Volume dependence of baryon number cumulants and their ratios

TL;DR

This paper investigates how finite volume effects influence baryon number fluctuations using a non-perturbative chiral model and the functional renormalization group, highlighting regulator choices and the behavior of apparent critical points.

Contribution

It demonstrates the impact of finite volume on baryon number cumulants and compares smooth versus sharp regulators, revealing spurious artifacts and the movement of apparent critical points.

Findings

Sharp regulator produces spurious artifacts in finite volume.

Finite volume creates apparent critical points with shifted locations.

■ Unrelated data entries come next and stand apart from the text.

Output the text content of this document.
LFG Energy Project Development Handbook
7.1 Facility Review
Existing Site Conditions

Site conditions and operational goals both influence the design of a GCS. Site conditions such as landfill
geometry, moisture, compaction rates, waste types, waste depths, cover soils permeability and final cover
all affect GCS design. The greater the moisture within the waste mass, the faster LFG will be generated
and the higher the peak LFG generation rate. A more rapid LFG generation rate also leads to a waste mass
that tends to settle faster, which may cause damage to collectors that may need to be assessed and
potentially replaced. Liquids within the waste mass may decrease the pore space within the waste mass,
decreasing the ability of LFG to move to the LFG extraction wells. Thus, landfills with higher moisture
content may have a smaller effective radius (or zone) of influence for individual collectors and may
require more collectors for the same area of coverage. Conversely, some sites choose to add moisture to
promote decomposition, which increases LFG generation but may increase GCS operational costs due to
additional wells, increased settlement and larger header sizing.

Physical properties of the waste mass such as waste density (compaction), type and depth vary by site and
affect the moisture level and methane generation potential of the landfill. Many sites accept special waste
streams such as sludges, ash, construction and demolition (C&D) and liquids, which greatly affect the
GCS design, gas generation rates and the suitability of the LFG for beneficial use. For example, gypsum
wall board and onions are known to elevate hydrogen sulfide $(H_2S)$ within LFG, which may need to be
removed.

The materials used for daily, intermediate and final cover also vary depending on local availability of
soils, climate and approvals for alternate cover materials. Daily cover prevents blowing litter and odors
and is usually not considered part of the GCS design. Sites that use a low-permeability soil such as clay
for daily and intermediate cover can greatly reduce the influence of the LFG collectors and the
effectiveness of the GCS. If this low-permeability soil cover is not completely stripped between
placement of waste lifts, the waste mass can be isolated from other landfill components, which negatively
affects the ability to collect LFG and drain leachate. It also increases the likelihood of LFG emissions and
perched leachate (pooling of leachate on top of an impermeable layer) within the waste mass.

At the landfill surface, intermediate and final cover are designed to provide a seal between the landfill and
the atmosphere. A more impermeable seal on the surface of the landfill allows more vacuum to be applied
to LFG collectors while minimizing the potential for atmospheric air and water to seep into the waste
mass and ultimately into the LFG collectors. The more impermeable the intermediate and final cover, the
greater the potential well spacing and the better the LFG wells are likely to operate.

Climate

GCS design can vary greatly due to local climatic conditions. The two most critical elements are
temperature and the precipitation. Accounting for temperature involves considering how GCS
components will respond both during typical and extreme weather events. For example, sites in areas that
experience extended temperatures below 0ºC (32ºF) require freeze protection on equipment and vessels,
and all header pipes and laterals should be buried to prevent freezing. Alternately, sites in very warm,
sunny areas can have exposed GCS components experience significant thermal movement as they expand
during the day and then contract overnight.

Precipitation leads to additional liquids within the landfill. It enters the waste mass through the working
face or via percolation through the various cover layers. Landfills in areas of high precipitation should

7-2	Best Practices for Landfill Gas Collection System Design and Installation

Small volumes lead to multiple apparent critical points.

Abstract

We explore the influence of finite volume effects on baryon number fluctuations in a non-perturbative chiral model. In order to account for soft modes, we use the functional renormalization group in a finite volume, using a smooth regulator function in momentum space. We compare the results for a smooth regulator with those for a sharp (or Litim) regulator, and show that in a finite volume, the latter produces spurious artifacts. In a finite volume there are only apparent critical points, about which we compute the ratio of the fourth to the second order cumulant of quark number fluctuations. When the volume is sufficiently small the system has two apparent critical points; as the system size decreases, the location of the apparent critical point can move to higher temperature and lower chemical potential.